Robert Mitchum
Tough-guy Robert Mitchum was not the first choice to play the former PI known as Jeff Markham who chases his name and gives a go at denying F. Scott Fitzgerald’s dictum that there are no second acts in American lives. In fact, Mitchum wasn’t the second choice, either. Or the third, for that matter. Only after the legendary Bogey, the HUAC murder victim John Garfield and the smooth crooner turned gritty noir star Dick Powell turned down the role did it fall into the stoic hands of Mitchum who still managed to be less menacing than Kirk Douglas.
Kirk Douglas
Kirk Douglas was the type of actor who was everything that Mitchum was not. While it could often as appear as though Mitchum was a somnambulist who just happened to bet caught buy the camera, Douglas was physical, expressive and not used to handling his female co-stars with care. According to Jane Greer, Douglas really did roughly grab her arm and slap her face. He fully inhabits the psychotic aggressiveness in his character and as result comes across as far more prone to violence than Mitchum’s character.
Jane Greer
Greer had only been acting in Hollywood for two years by the time she was cast, yet had already appeared in nine movies. This film was her introduction to the big wide world of trying to get used to filming major scenes with two actors of wildly different approaches. She also had to deal with a director not particularly giving of advice.

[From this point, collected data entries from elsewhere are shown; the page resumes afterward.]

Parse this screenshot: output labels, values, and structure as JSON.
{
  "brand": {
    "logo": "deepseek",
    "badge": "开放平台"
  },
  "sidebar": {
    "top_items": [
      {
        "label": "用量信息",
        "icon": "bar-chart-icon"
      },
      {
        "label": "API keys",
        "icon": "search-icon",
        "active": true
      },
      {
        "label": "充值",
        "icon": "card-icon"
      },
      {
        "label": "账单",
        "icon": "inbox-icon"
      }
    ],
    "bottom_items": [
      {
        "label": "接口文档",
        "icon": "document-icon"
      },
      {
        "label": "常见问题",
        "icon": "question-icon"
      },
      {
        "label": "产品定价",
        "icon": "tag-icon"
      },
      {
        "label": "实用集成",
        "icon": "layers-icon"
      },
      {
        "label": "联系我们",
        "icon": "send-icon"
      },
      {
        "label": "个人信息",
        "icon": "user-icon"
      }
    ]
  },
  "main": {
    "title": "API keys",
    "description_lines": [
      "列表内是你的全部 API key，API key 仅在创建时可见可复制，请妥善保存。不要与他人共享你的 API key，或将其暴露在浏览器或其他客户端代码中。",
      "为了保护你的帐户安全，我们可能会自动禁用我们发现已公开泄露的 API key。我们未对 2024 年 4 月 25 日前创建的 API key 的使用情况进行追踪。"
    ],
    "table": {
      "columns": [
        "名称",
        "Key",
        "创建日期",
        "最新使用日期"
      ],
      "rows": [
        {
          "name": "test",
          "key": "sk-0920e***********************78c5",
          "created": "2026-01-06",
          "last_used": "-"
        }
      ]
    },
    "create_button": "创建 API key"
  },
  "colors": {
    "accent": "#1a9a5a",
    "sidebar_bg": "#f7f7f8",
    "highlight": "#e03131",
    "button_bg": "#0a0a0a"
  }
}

Basically, she was told to act like a good girl in the first half and a bad girl in the second half. Nearly 40 years later she would appear as her character’s own mother in the 1984 remake Against All Odds.
Rhonda Fleming
Although Jane Greer had the far juicier role, Rhonda Fleming’s character had the much cooler name. And although Greer and Fleming were roughly the same age and came into the movie with roughly the same amount of experience, it would actually be Fleming who would leave the set and go on to the more impressive career. While Greer was already predominantly relegated to TV land less than a decade following the movie’s release, Rhonda Fleming would still be landing plum roles in movies into that decade. Of unusual note: both Greer and Fleming essentially seemed to disappear from movie and TV screens between 1965 and 1973. Must be some kind of story to that coincidence.
Virginia Huston
Out of the Past was only the second movie that Huston made, but of greater interest, perhaps, is that she would only make ten more (including an appearance as Tarzan’s mate, Jane) before retiring from the screen for good.
Dickie Moore
Even though he’s referred to only as “The Kid” the truth is that the actor playing the “The Kid” was just a year younger than Jane Greer and a mere eight years the junior of Mitchum himself. That being said, he already had more credits under his belt than all the stars listed above combined. Moore was a kid star and member of the Our Gang team whose first appearance came in 1927. In quite the contrast, he retired just a couple of years after Huston with over 90 more credits to his name.